Stani Kulechov, fundador da Aave, realizou uma compra de 10 milhões de dólares em tokens AAVE pouco antes de uma votação de governança crucial. A operação gerou críticas sobre a possibilidade de ampliar seu poder de voto por meio de ativos da DAO.
Críticos argumentam que a movimentação evidencia vulnerabilidades do modelo de governança baseado em tokens, que permite rápida concentração de influência sem compromisso de longo prazo. A demanda é por modelos que exijam bloqueio ou participação mais estável.
A acusação ganhou contorno após declarações de um analista de DeFi, que sugeriu timing estratégico para influenciar a votação. A discussão aponta para falhas estruturais em governança com grandes detentores de tokens.

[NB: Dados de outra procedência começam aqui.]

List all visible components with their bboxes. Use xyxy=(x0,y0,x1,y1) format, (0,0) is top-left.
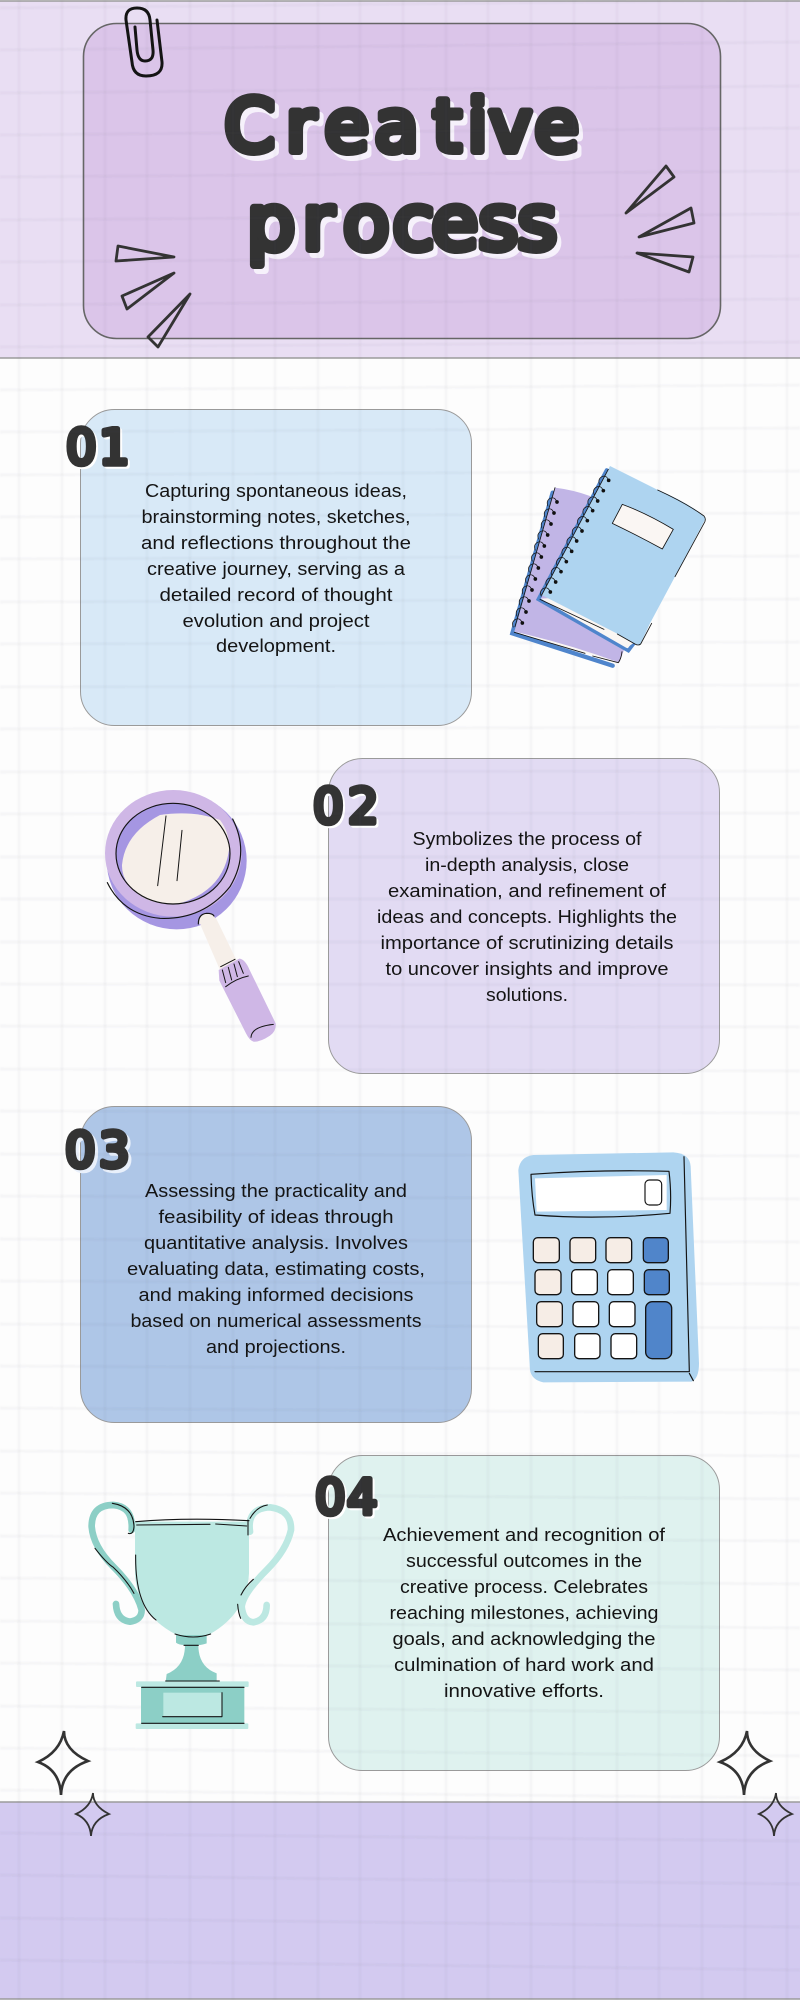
footer band xyxy=(0,1802,800,1999)
icon: magnifying glass xyxy=(105,790,276,1042)
step 2 text: to uncover insights and improve xyxy=(386,958,668,979)
step 2 text: examination, and refinement of xyxy=(388,880,667,901)
title panel xyxy=(84,24,720,338)
icon: calculator xyxy=(518,1152,699,1382)
step 3 text: evaluating data, estimating costs, xyxy=(127,1258,425,1279)
step 1 text: development. xyxy=(216,635,336,656)
number 01: 01 xyxy=(66,420,130,476)
step 1 text: creative journey, serving as a xyxy=(147,558,406,579)
step 2 text: ideas and concepts. Highlights the xyxy=(377,906,677,927)
step 1 text: detailed record of thought xyxy=(160,584,392,605)
icon: sparkle small left xyxy=(76,1793,109,1836)
step 1 text: evolution and project xyxy=(182,610,370,631)
title: process xyxy=(251,183,561,272)
number 04: 04 xyxy=(315,1470,378,1526)
step 2 text xyxy=(377,828,677,1005)
title: Creative xyxy=(224,84,579,168)
icon: sparkle large left xyxy=(38,1731,88,1795)
icon: paper clip xyxy=(126,8,162,76)
icon: right spark lines xyxy=(626,166,694,272)
number 02: 02 xyxy=(315,781,381,837)
icon: left spark lines xyxy=(116,246,190,347)
panel: step 4 xyxy=(315,1456,720,1770)
icon: sparkle small right xyxy=(759,1793,792,1836)
step 3 text: feasibility of ideas through xyxy=(158,1206,394,1227)
step 4 text: goals, and acknowledging the xyxy=(392,1628,656,1649)
number 02: 02 xyxy=(313,779,379,835)
step 4 text: Achievement and recognition of xyxy=(383,1524,666,1545)
step 3 text: and making informed decisions xyxy=(138,1284,414,1305)
step 4 text: culmination of hard work and xyxy=(394,1654,654,1675)
step 1 text: brainstorming notes, sketches, xyxy=(142,506,410,527)
step 3 text: Assessing the practicality and xyxy=(145,1180,407,1201)
step 2 text: solutions. xyxy=(486,984,568,1005)
title xyxy=(224,84,583,272)
step 2 text: Symbolizes the process of xyxy=(412,828,642,849)
panel: step 1 xyxy=(66,410,472,726)
panel: step 2 xyxy=(313,758,720,1074)
icon: trophy xyxy=(92,1503,291,1729)
step 4 text xyxy=(383,1524,666,1701)
step 2 text: importance of scrutinizing details xyxy=(380,932,674,953)
step 3 text: based on numerical assessments xyxy=(130,1310,422,1331)
icon: sparkle large right xyxy=(720,1731,770,1795)
panel: step 3 xyxy=(65,1106,472,1422)
step 3 text: and projections. xyxy=(206,1336,346,1357)
number 04: 04 xyxy=(317,1472,380,1528)
step 4 text: reaching milestones, achieving xyxy=(390,1602,658,1623)
step 1 text: and reflections throughout the xyxy=(141,532,411,553)
number 03: 03 xyxy=(65,1123,130,1179)
step 4 text: successful outcomes in the xyxy=(406,1550,642,1571)
step 4 text: innovative efforts. xyxy=(444,1680,604,1701)
step 3 text: quantitative analysis. Involves xyxy=(144,1232,408,1253)
number 01: 01 xyxy=(68,422,132,478)
step 4 text: creative process. Celebrates xyxy=(400,1576,648,1597)
step 1 text xyxy=(141,480,411,656)
title: process xyxy=(247,178,557,267)
title: Creative xyxy=(228,89,583,173)
step 1 text: Capturing spontaneous ideas, xyxy=(145,480,407,501)
step 3 text xyxy=(127,1180,425,1357)
number 03: 03 xyxy=(68,1126,133,1182)
step 2 text: in-depth analysis, close xyxy=(425,854,629,875)
icon: notebooks xyxy=(512,466,706,666)
header band xyxy=(0,1,800,358)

Controvérsias na governança e uso de ativos
No seu ritmo de desenvolvimento, a Aave enfrenta disputa interna sobre o controle de ativos da marca e itens conexos. Em 22 de dezembro, a Aave Labs apresentou uma proposta para a gestão de ativos da marca, incluindo domínio, redes sociais e outras propriedades.
Essa proposta foi apresentada por Ernesto Boado, cofundador da BGD Labs, mas Boado rejeitou a tentativa de levar o tema a votação sem notificação e sem apoio à versão submetida, afirmando que houve quebra de confiança.
A polêmica envolve também o uso de ativos da marca para produtos privados, com críticas de que a DAO não seria a principal beneficiária. Entre os exemplos citados estão mudanças em parcerias de infraestrutura de taxas e inovações que, segundo críticos, deslocariam receita do ecossistema para entidades privadas.
Desdobramentos na governança e dados de voto
Observadores destacaram o peso de grandes detentores na votação, com dados da Snapshot revelando que os três maiores votantes concentram mais de 58% do poder, sendo o maior wallet responsável por mais de 27%.
Defensores da posição de Kulechov ressaltam que a discussão ocorreu dentro de processos administrativos da governança, e que propostas fora de prazos não são incomuns. A defesa também aponta que a decisão final deve ocorrer via voto.
Críticos, entre eles pesquisadores e educadores do setor, apontam conflitos de interesse quando fundadores mantêm influência por meio de empresas privadas ao moldar resultados da DAO. A discussão continua ativa entre membros da comunidade.